Siempre dicen que el 14 de febrero es el 'Día del Amor y la Amistad', pero seamos realistas: la amistad siempre es el premio de consuelo en los comerciales. Todo es parejas, besos y cenas románticas. Pero hoy quiero confesar que el amor de mi vida no es mi pareja (que no tengo), sino mi mejor amigo.
El año pasado, para esta misma fecha, yo estaba tocando fondo. Estaba metida en una relación tóxica, de esas que te consumen el alma, donde me hacían sentir que no valía nada.

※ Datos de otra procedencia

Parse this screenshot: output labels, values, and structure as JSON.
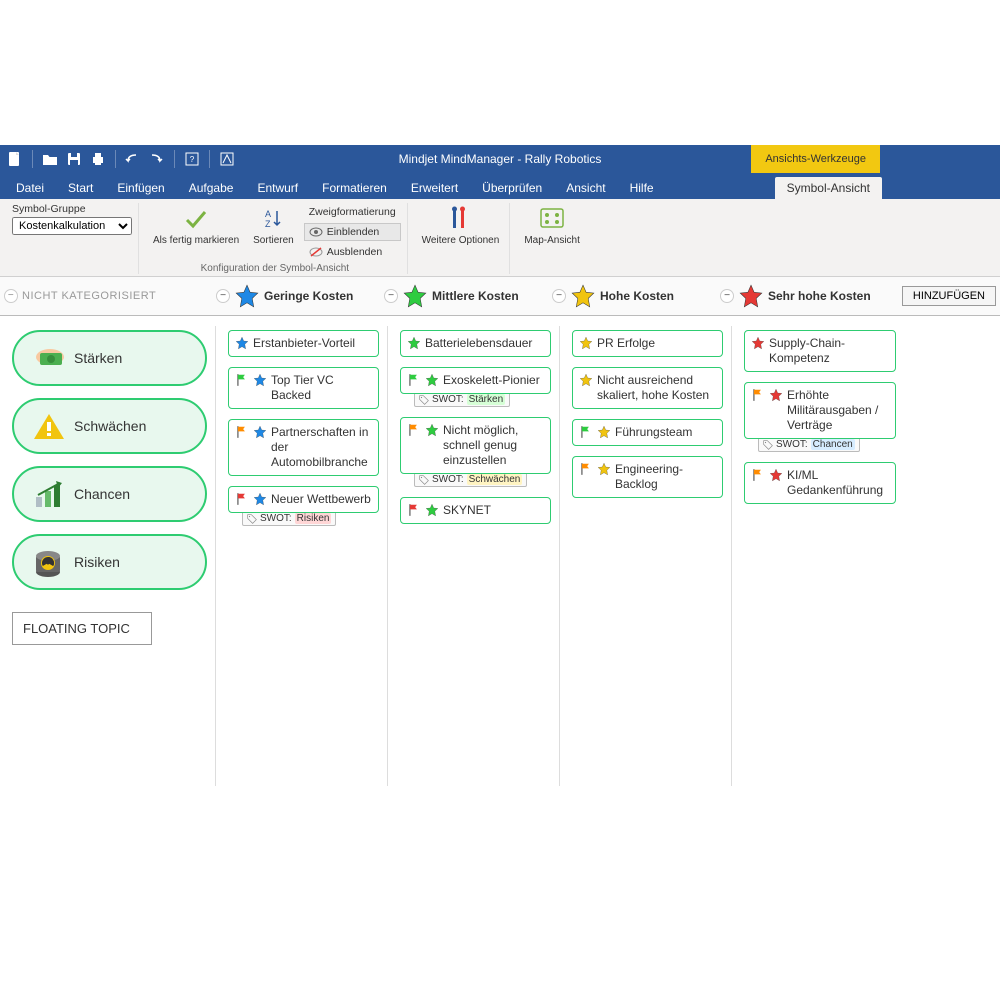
{
  "colors": {
    "ribbon_blue": "#2b579a",
    "context_yellow": "#f2c811",
    "card_border": "#2ecc71",
    "star_blue": "#1e88e5",
    "star_green": "#2ecc40",
    "star_yellow": "#f1c40f",
    "star_red": "#e53935",
    "flag_green": "#2ecc40",
    "flag_orange": "#ff8c00",
    "flag_red": "#e53935",
    "tag_red_bg": "#ffd6d6",
    "tag_green_bg": "#d6ffd6",
    "tag_yellow_bg": "#fff4c2",
    "tag_blue_bg": "#d6ecff"
  },
  "titlebar": {
    "title": "Mindjet MindManager - Rally Robotics",
    "context_tab": "Ansichts-Werkzeuge"
  },
  "tabs": {
    "items": [
      "Datei",
      "Start",
      "Einfügen",
      "Aufgabe",
      "Entwurf",
      "Formatieren",
      "Erweitert",
      "Überprüfen",
      "Ansicht",
      "Hilfe"
    ],
    "context": "Symbol-Ansicht"
  },
  "ribbon": {
    "symbol_group_label": "Symbol-Gruppe",
    "symbol_group_value": "Kostenkalkulation",
    "mark_done": "Als fertig markieren",
    "sort": "Sortieren",
    "branch_format": "Zweigformatierung",
    "show": "Einblenden",
    "hide": "Ausblenden",
    "config_label": "Konfiguration der Symbol-Ansicht",
    "more_options": "Weitere Optionen",
    "map_view": "Map-Ansicht"
  },
  "headers": {
    "uncategorized": "Nicht kategorisiert",
    "add": "HINZUFÜGEN",
    "cols": [
      {
        "label": "Geringe Kosten",
        "star": "#1e88e5"
      },
      {
        "label": "Mittlere Kosten",
        "star": "#2ecc40"
      },
      {
        "label": "Hohe Kosten",
        "star": "#f1c40f"
      },
      {
        "label": "Sehr hohe Kosten",
        "star": "#e53935"
      }
    ]
  },
  "categories": [
    {
      "label": "Stärken",
      "icon": "money"
    },
    {
      "label": "Schwächen",
      "icon": "warn"
    },
    {
      "label": "Chancen",
      "icon": "growth"
    },
    {
      "label": "Risiken",
      "icon": "hazard"
    }
  ],
  "floating": "FLOATING TOPIC",
  "cols": {
    "c1": [
      {
        "text": "Erstanbieter-Vorteil",
        "star": "#1e88e5"
      },
      {
        "text": "Top Tier VC Backed",
        "star": "#1e88e5",
        "flag": "#2ecc40"
      },
      {
        "text": "Partnerschaften in der Automobilbranche",
        "star": "#1e88e5",
        "flag": "#ff8c00"
      },
      {
        "text": "Neuer Wettbewerb",
        "star": "#1e88e5",
        "flag": "#e53935",
        "tag": "SWOT:",
        "tag2": "Risiken",
        "tag_bg": "#ffd6d6"
      }
    ],
    "c2": [
      {
        "text": "Batterielebensdauer",
        "star": "#2ecc40"
      },
      {
        "text": "Exoskelett-Pionier",
        "star": "#2ecc40",
        "flag": "#2ecc40",
        "tag": "SWOT:",
        "tag2": "Stärken",
        "tag_bg": "#d6ffd6"
      },
      {
        "text": "Nicht möglich, schnell genug einzustellen",
        "star": "#2ecc40",
        "flag": "#ff8c00",
        "tag": "SWOT:",
        "tag2": "Schwächen",
        "tag_bg": "#fff4c2"
      },
      {
        "text": "SKYNET",
        "star": "#2ecc40",
        "flag": "#e53935"
      }
    ],
    "c3": [
      {
        "text": "PR Erfolge",
        "star": "#f1c40f"
      },
      {
        "text": "Nicht ausreichend skaliert, hohe Kosten",
        "star": "#f1c40f"
      },
      {
        "text": "Führungsteam",
        "star": "#f1c40f",
        "flag": "#2ecc40"
      },
      {
        "text": "Engineering-Backlog",
        "star": "#f1c40f",
        "flag": "#ff8c00"
      }
    ],
    "c4": [
      {
        "text": "Supply-Chain-Kompetenz",
        "star": "#e53935"
      },
      {
        "text": "Erhöhte Militärausgaben / Verträge",
        "star": "#e53935",
        "flag": "#ff8c00",
        "tag": "SWOT:",
        "tag2": "Chancen",
        "tag_bg": "#d6ecff"
      },
      {
        "text": "KI/ML Gedankenführung",
        "star": "#e53935",
        "flag": "#ff8c00"
      }
    ]
  }
}
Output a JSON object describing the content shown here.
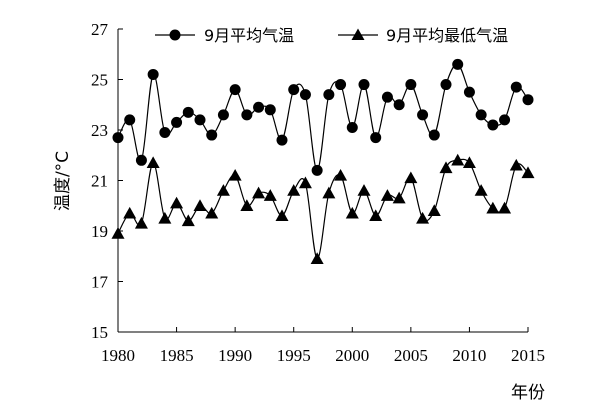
{
  "chart_data": {
    "type": "line",
    "title": "",
    "xlabel": "年份",
    "ylabel": "温度/°C",
    "xlim": [
      1980,
      2015
    ],
    "ylim": [
      15,
      27
    ],
    "x_ticks": [
      "1980",
      "1985",
      "1990",
      "1995",
      "2000",
      "2005",
      "2010",
      "2015"
    ],
    "y_ticks": [
      "15",
      "17",
      "19",
      "21",
      "23",
      "25",
      "27"
    ],
    "legend_position": "top",
    "grid": false,
    "x": [
      1980,
      1981,
      1982,
      1983,
      1984,
      1985,
      1986,
      1987,
      1988,
      1989,
      1990,
      1991,
      1992,
      1993,
      1994,
      1995,
      1996,
      1997,
      1998,
      1999,
      2000,
      2001,
      2002,
      2003,
      2004,
      2005,
      2006,
      2007,
      2008,
      2009,
      2010,
      2011,
      2012,
      2013,
      2014,
      2015
    ],
    "series": [
      {
        "name": "9月平均气温",
        "marker": "circle",
        "values": [
          22.7,
          23.4,
          21.8,
          25.2,
          22.9,
          23.3,
          23.7,
          23.4,
          22.8,
          23.6,
          24.6,
          23.6,
          23.9,
          23.8,
          22.6,
          24.6,
          24.4,
          21.4,
          24.4,
          24.8,
          23.1,
          24.8,
          22.7,
          24.3,
          24.0,
          24.8,
          23.6,
          22.8,
          24.8,
          25.6,
          24.5,
          23.6,
          23.2,
          23.4,
          24.7,
          24.2
        ]
      },
      {
        "name": "9月平均最低气温",
        "marker": "triangle",
        "values": [
          18.9,
          19.7,
          19.3,
          21.7,
          19.5,
          20.1,
          19.4,
          20.0,
          19.7,
          20.6,
          21.2,
          20.0,
          20.5,
          20.4,
          19.6,
          20.6,
          20.9,
          17.9,
          20.5,
          21.2,
          19.7,
          20.6,
          19.6,
          20.4,
          20.3,
          21.1,
          19.5,
          19.8,
          21.5,
          21.8,
          21.7,
          20.6,
          19.9,
          19.9,
          21.6,
          21.3
        ]
      }
    ]
  }
}
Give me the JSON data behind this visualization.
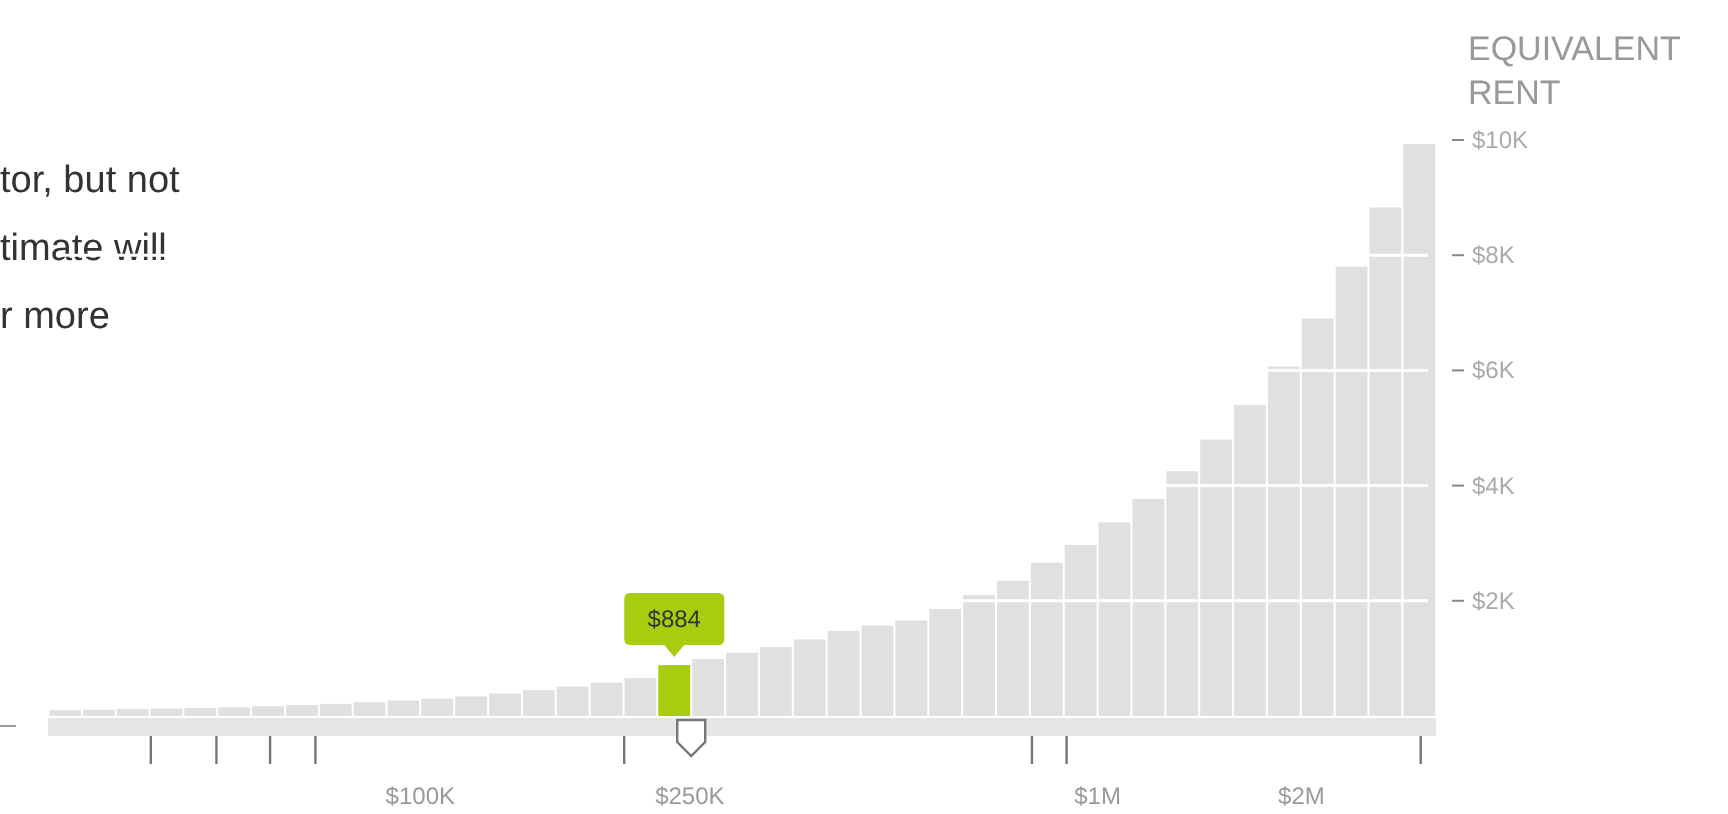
{
  "chart_data": {
    "type": "bar",
    "ylabel": "EQUIVALENT RENT",
    "annotations": [
      "tor, but not",
      "timate will",
      "r more"
    ],
    "x": [
      29900,
      33500,
      37600,
      42200,
      47300,
      53100,
      59600,
      66900,
      75000,
      84200,
      94400,
      105900,
      118900,
      133400,
      149600,
      167900,
      188400,
      211300,
      237100,
      266100,
      298500,
      335000,
      375800,
      421700,
      473200,
      530900,
      595700,
      668300,
      749900,
      841400,
      944100,
      1059300,
      1188500,
      1333500,
      1496200,
      1678800,
      1883600,
      2113500,
      2371400,
      2660700,
      2985400
    ],
    "values": [
      100,
      110,
      120,
      130,
      140,
      150,
      170,
      190,
      210,
      240,
      270,
      300,
      340,
      390,
      450,
      510,
      580,
      660,
      884,
      990,
      1100,
      1200,
      1330,
      1480,
      1570,
      1660,
      1860,
      2100,
      2350,
      2660,
      2970,
      3360,
      3770,
      4250,
      4800,
      5400,
      6070,
      6900,
      7800,
      8830,
      9930
    ],
    "value_labels": [
      null,
      null,
      null,
      null,
      null,
      null,
      null,
      null,
      null,
      null,
      null,
      null,
      null,
      null,
      null,
      null,
      null,
      null,
      "$884",
      null,
      null,
      null,
      null,
      null,
      null,
      null,
      null,
      null,
      null,
      null,
      null,
      null,
      null,
      null,
      null,
      null,
      null,
      null,
      null,
      null,
      null
    ],
    "colors": [
      "#e0e0e0",
      "#e0e0e0",
      "#e0e0e0",
      "#e0e0e0",
      "#e0e0e0",
      "#e0e0e0",
      "#e0e0e0",
      "#e0e0e0",
      "#e0e0e0",
      "#e0e0e0",
      "#e0e0e0",
      "#e0e0e0",
      "#e0e0e0",
      "#e0e0e0",
      "#e0e0e0",
      "#e0e0e0",
      "#e0e0e0",
      "#e0e0e0",
      "#a8cc10",
      "#e0e0e0",
      "#e0e0e0",
      "#e0e0e0",
      "#e0e0e0",
      "#e0e0e0",
      "#e0e0e0",
      "#e0e0e0",
      "#e0e0e0",
      "#e0e0e0",
      "#e0e0e0",
      "#e0e0e0",
      "#e0e0e0",
      "#e0e0e0",
      "#e0e0e0",
      "#e0e0e0",
      "#e0e0e0",
      "#e0e0e0",
      "#e0e0e0",
      "#e0e0e0",
      "#e0e0e0",
      "#e0e0e0",
      "#e0e0e0"
    ],
    "log": "x",
    "xlim": [
      28200,
      3160000
    ],
    "xticks": [
      {
        "value": 40000,
        "label": null
      },
      {
        "value": 50000,
        "label": null
      },
      {
        "value": 60000,
        "label": null
      },
      {
        "value": 70000,
        "label": null
      },
      {
        "value": 100000,
        "label": "$100K"
      },
      {
        "value": 200000,
        "label": null
      },
      {
        "value": 250000,
        "label": "$250K"
      },
      {
        "value": 800000,
        "label": null
      },
      {
        "value": 900000,
        "label": null
      },
      {
        "value": 1000000,
        "label": "$1M"
      },
      {
        "value": 2000000,
        "label": "$2M"
      },
      {
        "value": 3000000,
        "label": null
      }
    ],
    "ylim": [
      0,
      10000
    ],
    "yticks": [
      {
        "value": 2000,
        "label": "$2K"
      },
      {
        "value": 4000,
        "label": "$4K"
      },
      {
        "value": 6000,
        "label": "$6K"
      },
      {
        "value": 8000,
        "label": "$8K"
      },
      {
        "value": 10000,
        "label": "$10K"
      }
    ],
    "grid": "y"
  }
}
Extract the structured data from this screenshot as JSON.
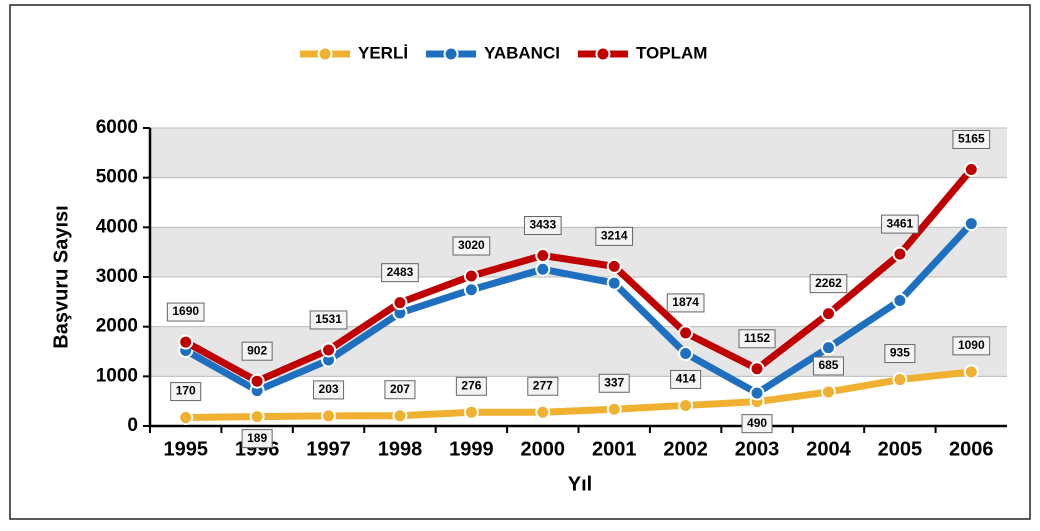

El tipo me dejó plantada el mismo 14. Yo estaba en mi departamento, a oscuras, pensando seriamente en hacerme daño porque no veía salida.
Y apareció él. Mi amigo. No llamó, simplemente llegó. Botó la puerta casi a patadas porque yo no contestaba. Me encontró llorando en el suelo del baño. No me juzgó, no me dio el discurso de 'te lo dije'. Simplemente se sentó conmigo en el piso frío, me pidió una pizza y se quedó ahí, en silencio, tomándome la mano hasta que me quedé dormida.
Hoy, un año después, estoy sana y libre gracias a él. Este sábado no voy a salir a buscar pololo. Voy a invitar a mi amigo a comer los mejores completos de la ciudad y a celebrar que estoy viva. Porque a veces, el amor que te salva la vida no es el que te lleva a la cama, sino el que se queda contigo en el suelo cuando no te puedes levantar.